Over half of women in the UK, and many settings globally, are overweight or living with obesity during pregnancy. This has immediate and long-term detrimental health consequences for both mother and baby, including increasing the risk of developing gestational diabetes and high blood pressure during pregnancy and increasing risk of heart disease and type 2 diabetes in later life. The placenta (that is made of both maternal and fetal cells) is an important link between mother and baby. It produces proteins and other molecules that are released into the maternal and fetal circulation to regulate their metabolism and maintain a healthy pregnancy. We think that during an obese pregnancy the proteins and other molecules produced by the placenta are altered and that these impact on the health of both mother and baby. Using mouse models and state-of-the-art technologies, we will measure the proteins released by the placenta during obese and healthy pregnancies and study how these affect the development of the fetus and alter the mum’s metabolism during pregnancy. Our results will help us understand why obesity during pregnancy influences maternal and offspring health and help us design treatments that will improve health of women and their children.  

Nutrient sensing in the brain

Programme leader: Dr Clemence Blouet

Dietary protein restriction increases energy intake across species and hunger in healthy humans. This might represent an adaptive response driven by the need to obtain protein when dietary supplies do not cover bodily needs. Since protein is diluted in the modern obesogenic environment, these mechanisms might contribute to the obesity epidemic.
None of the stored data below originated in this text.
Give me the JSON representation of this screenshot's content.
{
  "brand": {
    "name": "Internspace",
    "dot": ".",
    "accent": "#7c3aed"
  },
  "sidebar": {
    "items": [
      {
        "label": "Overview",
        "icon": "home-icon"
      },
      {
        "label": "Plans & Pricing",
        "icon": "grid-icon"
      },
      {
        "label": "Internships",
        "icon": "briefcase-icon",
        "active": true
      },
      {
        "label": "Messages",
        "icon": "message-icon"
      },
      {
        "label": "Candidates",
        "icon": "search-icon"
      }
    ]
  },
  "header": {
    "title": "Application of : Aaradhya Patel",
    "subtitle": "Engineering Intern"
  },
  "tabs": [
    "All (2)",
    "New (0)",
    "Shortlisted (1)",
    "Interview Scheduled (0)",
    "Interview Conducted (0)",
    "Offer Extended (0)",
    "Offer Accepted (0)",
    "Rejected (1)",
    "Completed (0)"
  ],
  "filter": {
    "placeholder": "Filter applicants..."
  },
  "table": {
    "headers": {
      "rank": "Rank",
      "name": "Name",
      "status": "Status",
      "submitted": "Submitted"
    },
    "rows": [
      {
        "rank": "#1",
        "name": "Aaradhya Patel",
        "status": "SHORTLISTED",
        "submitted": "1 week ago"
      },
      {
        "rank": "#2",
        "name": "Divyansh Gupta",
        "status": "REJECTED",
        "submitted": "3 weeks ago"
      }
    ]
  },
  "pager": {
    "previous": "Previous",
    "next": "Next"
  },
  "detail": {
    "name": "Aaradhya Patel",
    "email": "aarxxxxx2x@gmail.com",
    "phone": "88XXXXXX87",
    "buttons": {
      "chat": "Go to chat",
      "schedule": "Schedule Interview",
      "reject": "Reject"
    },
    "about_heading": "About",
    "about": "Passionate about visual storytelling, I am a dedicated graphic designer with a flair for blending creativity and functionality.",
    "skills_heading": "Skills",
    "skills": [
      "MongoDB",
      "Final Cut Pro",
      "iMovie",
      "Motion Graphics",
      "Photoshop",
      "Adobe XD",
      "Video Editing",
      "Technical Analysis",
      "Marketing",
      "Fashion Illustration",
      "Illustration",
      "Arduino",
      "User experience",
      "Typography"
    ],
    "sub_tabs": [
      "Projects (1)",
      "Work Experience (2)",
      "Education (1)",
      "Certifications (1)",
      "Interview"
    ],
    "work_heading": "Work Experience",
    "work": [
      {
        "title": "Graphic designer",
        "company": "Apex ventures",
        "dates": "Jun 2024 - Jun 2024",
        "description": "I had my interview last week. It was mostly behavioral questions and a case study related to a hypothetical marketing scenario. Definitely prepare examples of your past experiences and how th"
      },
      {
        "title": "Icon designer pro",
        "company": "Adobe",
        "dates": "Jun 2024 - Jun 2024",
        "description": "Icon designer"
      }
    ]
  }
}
However, how the brain adapts to protein restriction to increase appetite remains largely unknown, and the contribution of these mechanisms to the control of food intake and energy homeostasis are unclear. Our aim is to characterise brain nutrient sensing pathways engage during protein restriction and involved in energy and glucose homeostasis to identify new therapeutic targets for the treatment of obesity and metabolic diseases. Our goal for the next 5 years is to characterise the sensing mechanisms and neural circuits engaged during mild protein restriction using a candidate-based approach informed by our ongoing studies and an unbiased discovery approach using activity-dependant neuronal labelling, sequencing, and circuit mapping, and determine the relevance of these circuits to human obesity and as targets for anti-obesity therapies.

 

Lay summary

We know the brain plays an important role in the regulation of appetite, and changes in the way the brain regulates appetite can affect weight gain and health. We are interested in understanding how the brain regulation of appetite is modulated by diet, in particular by proteins in the diet. Our goal is to identify the mechanisms through which the brain pathways regulating appetite are modulated by proteins using rodent models, determine if these pathways are important in human appetite control, and find ways to target these pathways to help treat obesity.